AUTOMATED REASONING PARADIGM
Kynan Tan’s video installation Automated Reasoning Paradigm (2015) examines, as Kynan states, ‘human relationships with digital technologies’, and, creatively, how ‘computation senses the human’. Automated Reasoning Paradigm incorporates multiple texts, including audio-visual renderings of computational data, and interviews with artists/thinkers. The following quotes were transcribed while viewing the video artwork.
‘What is your data profile’, what is your data body (this viewer’s term); what are your ‘abstract complications’ and complexities based on ‘algorithms that society runs on’ and in turn powers more algorithms? Your data body serves servers serving your body: ‘algorithms talking to algorithms’. Your data body grows like a living thing (which may be the best way this viewer can begin to relate to her data body, or profile).
Servers need their electrical circuitry consistently kept moderately cool to survive. Your data body relies on an atmospheric temperature of around twenty-one degrees Celsius—a highly productive temperature for data making in life. As long as the hardware can breathe, your servers serving your data body will thrive between eighteen to twenty-seven degrees Celsius. This viewer knows little of her irreducible data body and the extent of her complexities—is this a problem? Therein is the felt and stated urgency behind Kynan’s work.
Our general lack of understanding of technology, or, better, our inability or unwillingness to consider ‘computational processes occurring beyond our perception’ does not neglect culture’s ability to grow. Algorithms have each other for company; code can play all day, and is continually fed by us, is continually growing and becoming more complex. Website source code visualisations (there are a number of examples online) look like botanical illustrations; similarly, software artists’ (e.g. Casey Reas) endless emergent visualisations can be easily associated to biological structures. What we may be denying culture is healthy growth. Just how is your data body is being used without your awareness or consent for lack of understanding?
Where does biology stop and technology begin in terms of a data body? (This viewer is coming from the idea that culture is a complex, nonlinear and evolutionary symbol/system of relations, of which we are an irreducible part (e.g. biosemiosis, cybernetics, emergence, complex feedback systems).) Mingling code visualisations with quotes from academic concepts and news headlines, Kynan also introduces fiction (e.g. quotes from Don DeLillo), increasing the potential for conspiracy, the potential for humanness in the nonhuman and visa versa. What is being used against my (data) body? Are my bodies co-evolving into artificial intelligence? Am I more than biological and digital information? Me_allow_edits=true/false? Automated Reasoning Paradigm is disturbing, inspires questioning, and does successfully guide the viewer toward their unknown.

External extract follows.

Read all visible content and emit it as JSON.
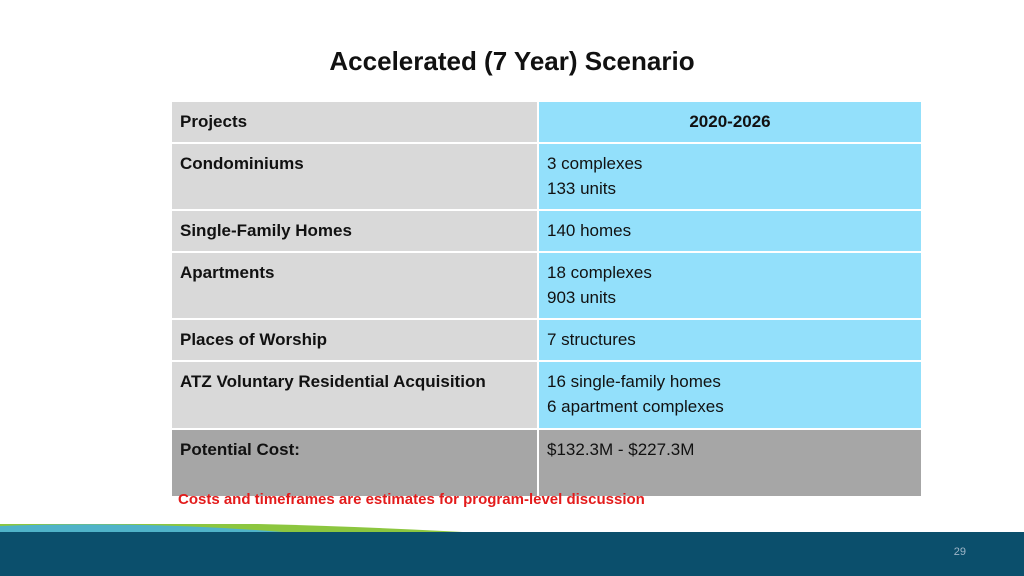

Installation and still image of Automated Reasoning Paradigm (2015) by Kynan Tan, 3 channel video, 2 channel sound, 14:40 loop; centre screen is a quote from White Noise by Don DeLillo: ‘It’s your whole data profile. I tapped into your history. I’m getting bracketed numbers and pulsing stars.’ / ‘What does that mean?’ / ‘You’d rather not know.’; left screen: data like pulsing stars; right screen: image of artist Andrew Brooks. Image by Zan Wimberley.